Thursday 4 October 2012

Mull Fiddlers Rally


No we have not gone funny on the island and do not meet up to fiddle with things! The Mull Fiddlers Rally is a once a year meeting at Aros Hall, Tobermory, of amateur and professional fiddle and accordion players from the island supported by like minded people from all over Scotland with even one or two travelling up from England. The players form themselves into an orchestra complete with piano, double bass and a conductor who also plays an accordion and sings. A couple of folk singers and junior bagpipers and a chairman complete the set up. With the audience in place the evening begins with a stirring, swirling of the bagpipers, almost too much for the small hall! The pipers leave and then the fiddlers are let loose with a program of marches, hornpipes, waltzes, Irish Jigs and Scottish dances.

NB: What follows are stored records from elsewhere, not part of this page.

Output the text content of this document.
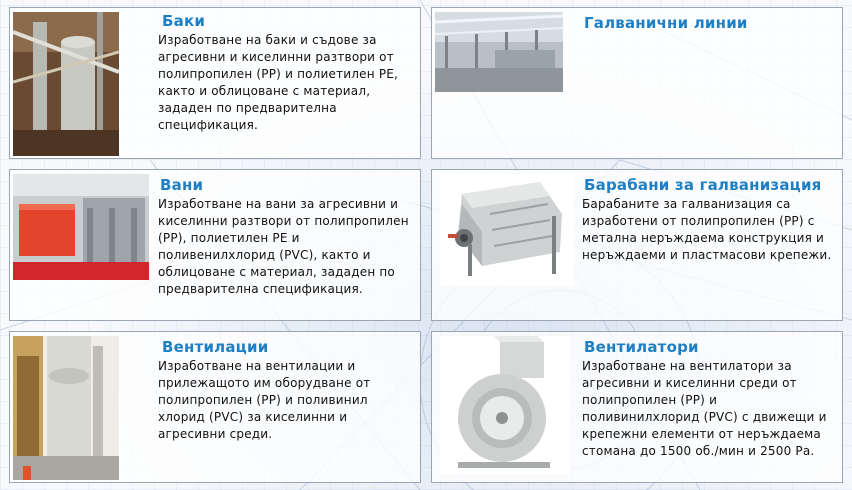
Баки
Изработване на баки и съдове за
агресивни и киселинни разтвори от
полипропилен (PP) и полиетилен PE,
както и облицоване с материал,
зададен по предварителна
спецификация.
Галванични линии
Вани
Изработване на вани за агресивни и
киселинни разтвори от полипропилен
(PP), полиетилен PE и
поливенилхлорид (PVC), както и
облицоване с материал, зададен по
предварителна спецификация.
Барабани за галванизация
Барабаните за галванизация са
изработени от полипропилен (PP) с
метална неръждаема конструкция и
неръждаеми и пластмасови крепежи.
Вентилации
Изработване на вентилации и
прилежащото им оборудване от
полипропилен (PP) и поливинил
хлорид (PVC) за киселинни и
агресивни среди.
Вентилатори
Изработване на вентилатори за
агресивни и киселинни среди от
полипропилен (PP) и
поливинилхлорид (PVC) с движещи и
крепежни елементи от неръждаема
стомана до 1500 об./мин и 2500 Ра.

These are interspersed with renditions from a female Irish folk singer now living on Mull and a male Gaelic folk singer. The chairman not only introduces each set but also fitted in some hilarious jokes. The evening finished very late after many encores with everyone standing to sing the Mull National Anthem, An t-Eilian Muileach and Auld Lang Syne both much appreciated by visitors from mainland and overseas who were attending. A good craich!




On an other evening this time in front of a sell out audience at our Mull Theatre we listened to the English comedian Mark Steel give his impression of life on Mull and in particular, Tobermory. The show, being recorded for BBC Radio 4, is one in Mark’s series of programmes, “Mark Steel’s in Town”. He visits small towns writing his script highlighting the quirkiness and interesting aspects of the area after talking to many local people. His superb presentation is delivered through his eyes as a London city dweller that acts surprised at things that locals take for granted. With the audience well involved in the repartee the show proceeds. Did you know for instance that you cannot buy underwear or towels on Mull? So where do you get them – the metropolis of Oban “quite near - only a 45 minute drive from the theatre and a 45 minute ferry crossing” (not quite like popping into Brent Cross shopping centre!). The regular refrain from the audience was, “get it in Oban!” So that is the flavour of the show, it is scheduled for BBC Radio Four at the end of November and will be well worth listening to.